JACKSON -- A natural depression in a subdivision development called Savannah Woods would have made a good stormwater detention basin. In heavy rains, water would have gathered in the basin instead of running downhill and taking topsoil with it.
But the City of Jackson does not have a stormwater detention ordinance, and the developer is using the land for other purposes. Meanwhile, silt from the subdivision has flowed downhill after rains, robbing the land of some of its topsoil and causing friction with a neighboring developer.
This is a microcosm of a scenario occurring on a bigger scale. Though many other factors are outside Jackson's control, the lack of stormwater detention in the city is contributing to the instability of the Hubble Creek watershed. And erosion along Hubble Creek is threatening county bridges and making farmland disappear.
These are some of the problems the City of Jackson hopes to help curtail with a proposed stormwater detention ordinance expected to be in place within 60 days.
The city is developing its ordinance with the City of Cape Girardeau and Cape Girardeau County so that developers will find consistency wherever they decide to build. Cape Girardeau is modifying its existing stormwater detention ordinance, while the county is working on an ordinance that may take a while longer to complete. With building season at full throttle, Jackson officials don't want to wait.
The city has long needed such an ordinance, Public Works Director Jim Roach maintains. Without an ordinance to control stormwater, the city's existing erosion control ordinance has limited effect, he says.
"The (primary) transport medium for soil is water," he said.
The goal of the ordinance is to make the rate of stormwater runoff after development the same as the rate of runoff before development. This can be accomplished by building basins that are dry most of the time but act as holding ponds during storms, preventing the action of the water from moving soil.
The latest draft of Jackson's stormwater detention ordinance requires an erosion and sediment control plan for any land-disturbing activity involving at least one acre. The plan must include maps identifying soils, forest cover and protected resources, a construction sequence plan, measures to control erosion and sediment, a plan for seeding, sodding, fertilizing and mulching and provisions for maintaining the control facilities.
Last week, Jackson developer John Lichtenegger complained to the Jackson Board of Aldermen about silt coming onto his The Woods subdivision from Stacy Mansfield's Savannah Ridge development. Jackson city workers came to the site and cleared mud from drains in the street. They found a log in an inlet box on Mansfield's land.
Though Lichtenegger claims some trees may have been permanently damaged by the silt, Roach says the amount of silt from Savannah Ridge is relatively minor. But, he said, "if we would have had control from the start, the runoff wouldn't have had any impact."
Mansfield is meeting the requirements of the city's erosion control ordinance, Roach says. That ordinance also requires an erosion and sediment control plan. The developer must provide a drainage plan and take temporary erosion control steps such as erecting silt traps or placing straw bales. These are to be maintained until a vegetative cover is established. The ordinance calls for permanent grasses to be planted as soon as possible after natural vegetation is removed.

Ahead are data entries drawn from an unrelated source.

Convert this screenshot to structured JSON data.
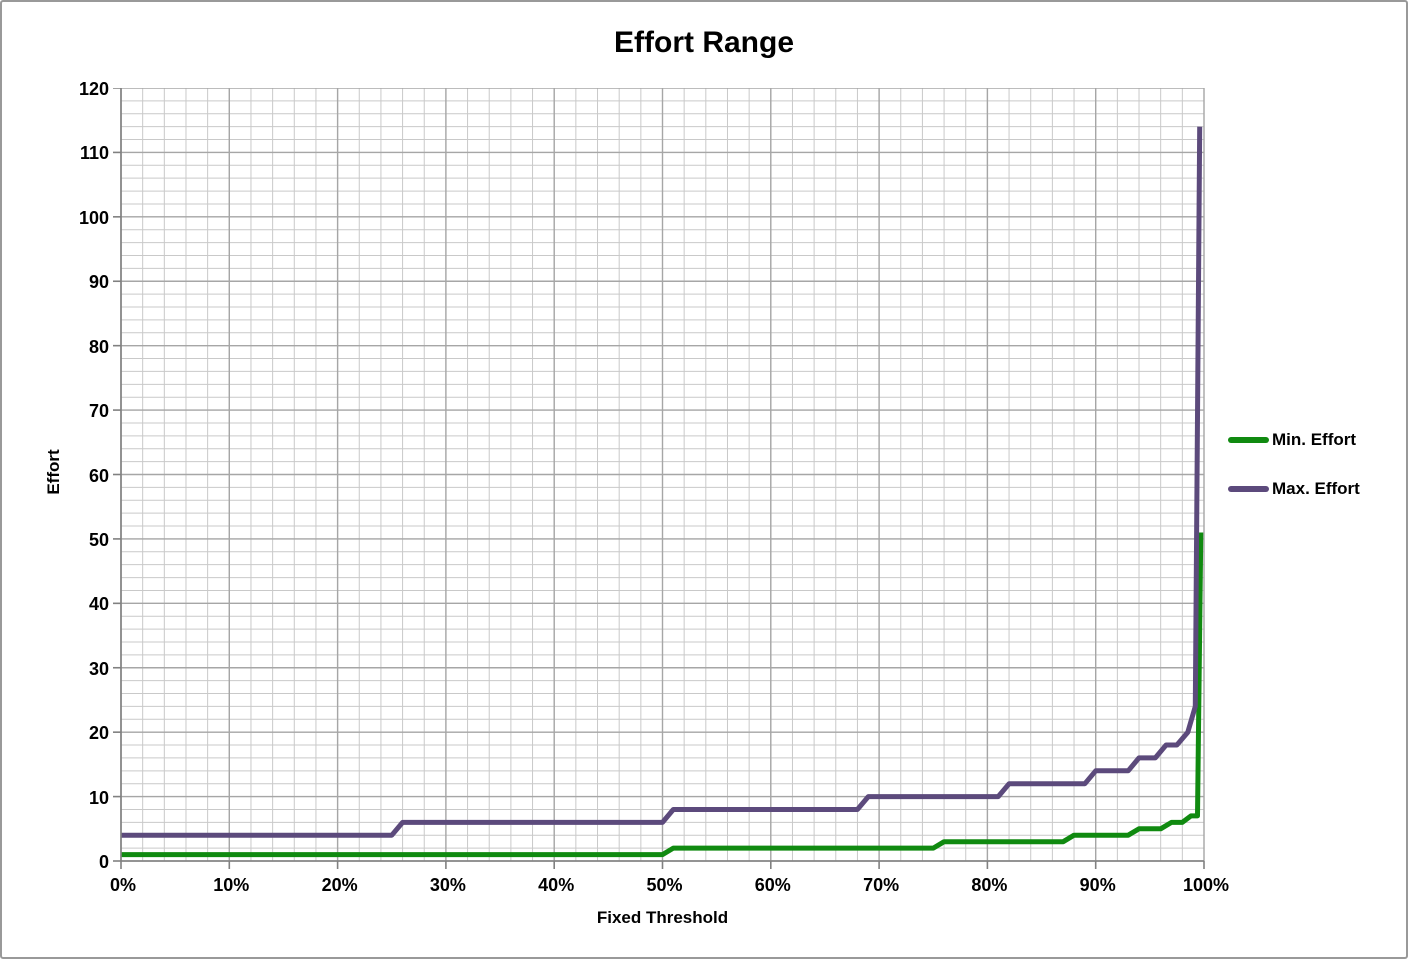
{
  "title": "Effort Range",
  "colors": {
    "min_effort_line": "#108a10",
    "max_effort_line": "#5c4a7c",
    "grid_minor": "#c9c9c9",
    "grid_major": "#a6a6a6",
    "axis": "#808080",
    "frame_border": "#999999",
    "background": "#ffffff",
    "text": "#000000"
  },
  "chart_data": {
    "type": "line",
    "title": "Effort Range",
    "xlabel": "Fixed Threshold",
    "ylabel": "Effort",
    "xlim": [
      0,
      100
    ],
    "ylim": [
      0,
      120
    ],
    "x_tick_labels": [
      "0%",
      "10%",
      "20%",
      "30%",
      "40%",
      "50%",
      "60%",
      "70%",
      "80%",
      "90%",
      "100%"
    ],
    "y_tick_labels": [
      "0",
      "10",
      "20",
      "30",
      "40",
      "50",
      "60",
      "70",
      "80",
      "90",
      "100",
      "110",
      "120"
    ],
    "x_minor_divisions": 50,
    "y_minor_divisions": 60,
    "grid": "major+minor",
    "legend_position": "right",
    "series": [
      {
        "name": "Min. Effort",
        "color": "#108a10",
        "points": [
          [
            0,
            1
          ],
          [
            50,
            1
          ],
          [
            51,
            2
          ],
          [
            75,
            2
          ],
          [
            76,
            3
          ],
          [
            87,
            3
          ],
          [
            88,
            4
          ],
          [
            93,
            4
          ],
          [
            94,
            5
          ],
          [
            96,
            5
          ],
          [
            97,
            6
          ],
          [
            98,
            6
          ],
          [
            98.8,
            7
          ],
          [
            99.4,
            7
          ],
          [
            99.7,
            51
          ]
        ]
      },
      {
        "name": "Max. Effort",
        "color": "#5c4a7c",
        "points": [
          [
            0,
            4
          ],
          [
            25,
            4
          ],
          [
            26,
            6
          ],
          [
            50,
            6
          ],
          [
            51,
            8
          ],
          [
            68,
            8
          ],
          [
            69,
            10
          ],
          [
            81,
            10
          ],
          [
            82,
            12
          ],
          [
            89,
            12
          ],
          [
            90,
            14
          ],
          [
            93,
            14
          ],
          [
            94,
            16
          ],
          [
            95.5,
            16
          ],
          [
            96.5,
            18
          ],
          [
            97.5,
            18
          ],
          [
            98.5,
            20
          ],
          [
            99.2,
            24
          ],
          [
            99.6,
            114
          ]
        ]
      }
    ]
  }
}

Mansfield says it's impossible to stop all siltation when you're moving as much earth as he did at Savannah Ridge.
"John built his subdivision in a valley that has been there many years," he said. "When we build Lacey Street (a future project), all his sediment is going to be running onto me."
Roach says the ordinance can't prevent erosion without a complementary stormwater detention ordinance.
He says some of Lichtenegger's silt problems are due to his own practices, such as leaving downed trees that stop the silt from flowing on through. Lichtenegger says his downed trees are preventing the silt from getting into the street and the storm drainage system. "That's a blessing.... I don't want any silt passing on through my subdivision. I want the erosion to be controlled."
The infrastructure costs of building detention basins are minimal, Roach says. "I envision them as neighborhood parks, grassy areas that can be contoured and can be designed right into the development."
The longer the city does not have an ordinance, the more developments that lack detention basins will be platted. If platted before the ordinance is passed, the city has no power to make a developer alter the plan.
The city suggested that Mansfield put a stormwater detention basin in Savannah Ridge, but that occurred after it was platted and after construction began, he says. Mansfield says the basin would have cost him 20 lots because of the way the development was designed.
"The plat was approved the way it is. It didn't feel fair to come down on me," he said.
Mansfield is not sure detention basins are the best method of handling stormwater. He calls them "potholes" and says large upstream retention basins may be preferable. Another problem he foresees is deciding who would be required to maintain the basins.
"All those issues have to be addressed before we start plopping them in the ground," he said. "And you do lose some lots."
Lichtenegger is in favor in detention basins.
Silt deposits are short-term problems, Roach said, but the long-term effect of not being able to control stormwater runoff is erosion and flooding.
"Once grass is established, they're going to end up with an erosion problem, not a sediment problem," he said.
And when storms do come to Savannah Ridge and The Woods, the runoff eventually will find its way below to the creek that feeds troubled Hubble Creek.